Titus Canyon, Death Valley, Part 2

This morning in Beatty, we looked for places to eat breakfast that didn’t list every dish as a “Slam.” It didn’t go well. There are several places which list breakfast hours on Google and Yelp, and yet none of them are open. So we set off on a great adventure across the casino floor from our hotel room to the Denny’s from last night. We’ve become regulars.

We went back into Death Valley today via Titus Canyon, a dirt road that climbs over the range on high rocky cliffs, passes by a small ghost town, and the dives deep into a canyon that’s barely wider than our cars. It’s a one-way back into the park and it took us a couple hours to do it, but it was the most astounding drive. Also surprisingly challenging, it gave us each a chance to put our cars through some paces. Evan experimented with the Rover’s “Hill Descent Mode,” which turns out to be a way to just be scary in low-range.

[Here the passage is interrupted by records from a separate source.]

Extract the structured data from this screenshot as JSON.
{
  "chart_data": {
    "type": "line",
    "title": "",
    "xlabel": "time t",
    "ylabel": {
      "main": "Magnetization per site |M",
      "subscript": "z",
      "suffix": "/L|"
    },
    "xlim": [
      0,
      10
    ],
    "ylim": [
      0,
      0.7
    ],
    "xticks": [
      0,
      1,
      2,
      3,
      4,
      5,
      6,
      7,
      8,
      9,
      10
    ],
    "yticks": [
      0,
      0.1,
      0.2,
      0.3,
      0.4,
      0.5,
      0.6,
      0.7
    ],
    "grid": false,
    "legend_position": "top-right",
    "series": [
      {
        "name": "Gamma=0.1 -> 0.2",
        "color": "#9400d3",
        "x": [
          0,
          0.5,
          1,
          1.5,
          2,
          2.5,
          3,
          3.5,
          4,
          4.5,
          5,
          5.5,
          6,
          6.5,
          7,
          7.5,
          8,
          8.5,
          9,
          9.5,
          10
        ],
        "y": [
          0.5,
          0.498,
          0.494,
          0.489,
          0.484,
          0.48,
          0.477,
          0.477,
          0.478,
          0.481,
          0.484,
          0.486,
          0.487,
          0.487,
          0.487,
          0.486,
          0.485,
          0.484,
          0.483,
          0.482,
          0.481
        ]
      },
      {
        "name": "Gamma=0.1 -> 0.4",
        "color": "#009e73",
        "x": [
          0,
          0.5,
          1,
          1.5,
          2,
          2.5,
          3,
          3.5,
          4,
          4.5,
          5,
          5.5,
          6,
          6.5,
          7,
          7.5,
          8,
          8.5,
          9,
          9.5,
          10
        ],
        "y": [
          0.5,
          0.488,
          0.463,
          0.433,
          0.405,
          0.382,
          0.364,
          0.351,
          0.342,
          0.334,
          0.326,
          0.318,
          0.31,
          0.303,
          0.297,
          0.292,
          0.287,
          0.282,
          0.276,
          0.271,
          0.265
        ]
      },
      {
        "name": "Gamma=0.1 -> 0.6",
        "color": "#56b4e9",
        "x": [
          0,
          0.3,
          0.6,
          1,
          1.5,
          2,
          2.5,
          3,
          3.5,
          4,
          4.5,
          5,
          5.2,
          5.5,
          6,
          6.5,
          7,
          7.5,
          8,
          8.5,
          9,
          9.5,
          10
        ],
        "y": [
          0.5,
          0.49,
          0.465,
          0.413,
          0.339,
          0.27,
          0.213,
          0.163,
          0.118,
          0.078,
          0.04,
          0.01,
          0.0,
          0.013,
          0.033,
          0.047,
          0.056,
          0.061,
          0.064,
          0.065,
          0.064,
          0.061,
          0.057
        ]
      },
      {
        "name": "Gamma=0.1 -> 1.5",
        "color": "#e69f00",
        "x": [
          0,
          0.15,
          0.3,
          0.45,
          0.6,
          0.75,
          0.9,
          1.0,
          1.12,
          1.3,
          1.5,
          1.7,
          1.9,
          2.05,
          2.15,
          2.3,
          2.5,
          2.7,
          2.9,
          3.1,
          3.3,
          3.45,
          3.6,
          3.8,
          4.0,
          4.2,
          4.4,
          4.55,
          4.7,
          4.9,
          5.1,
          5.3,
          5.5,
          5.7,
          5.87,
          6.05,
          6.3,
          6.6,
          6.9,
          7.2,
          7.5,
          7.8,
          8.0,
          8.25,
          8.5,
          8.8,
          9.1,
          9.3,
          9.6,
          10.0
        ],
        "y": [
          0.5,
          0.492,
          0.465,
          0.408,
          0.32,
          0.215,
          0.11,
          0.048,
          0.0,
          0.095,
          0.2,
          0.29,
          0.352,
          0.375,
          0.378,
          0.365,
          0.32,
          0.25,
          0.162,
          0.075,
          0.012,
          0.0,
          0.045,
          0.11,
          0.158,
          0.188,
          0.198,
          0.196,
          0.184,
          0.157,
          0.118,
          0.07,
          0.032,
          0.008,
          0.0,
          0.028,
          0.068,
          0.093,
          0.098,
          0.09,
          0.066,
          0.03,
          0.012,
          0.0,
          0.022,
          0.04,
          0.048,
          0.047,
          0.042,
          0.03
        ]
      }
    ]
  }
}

Back in Death Valley, we drove to the Furnace Creek resort town that we’re staying in to check-in, then drove further south. First, we did Artists’ Drive, a small paved loop that goes past a lot of multicolored rocks and hillsides that was incredibly pretty. Next we drove out to the expansive salt flats called “the Badwater.” With a sign that said “Sea Level” about a hundred feet up the cliff on the opposite side of the road, we walked out onto an evaporated sea that all of Death Valley drains into. The ground texture wasn’t like anything we were expecting. It’s just salt. The walking area is packed down hard and white, but extending for miles in each direction are little mounds of dirty salt crystal. It made a bizarre up-light in the harsh sun, and the wind was so extreme that it almost knocked us over. (And may also explain how we got so far out into the flats so quickly, because it took forever to walk back.)

It was getting late by this point, so we drove a little further down the park road but then headed back up to Furnace Creek for dinner and sleep. Red did develop a problem; the wheel-well liner worked its way loose in the crazy winds, which made some crazy scary sounds in the cabin. The whole thing is one big piece, so I couldn’t just pull the loose part. George had a couple machine screws I could fix it with. Also the rear bar of my roof rack wiggled its way free and now decorates the floor.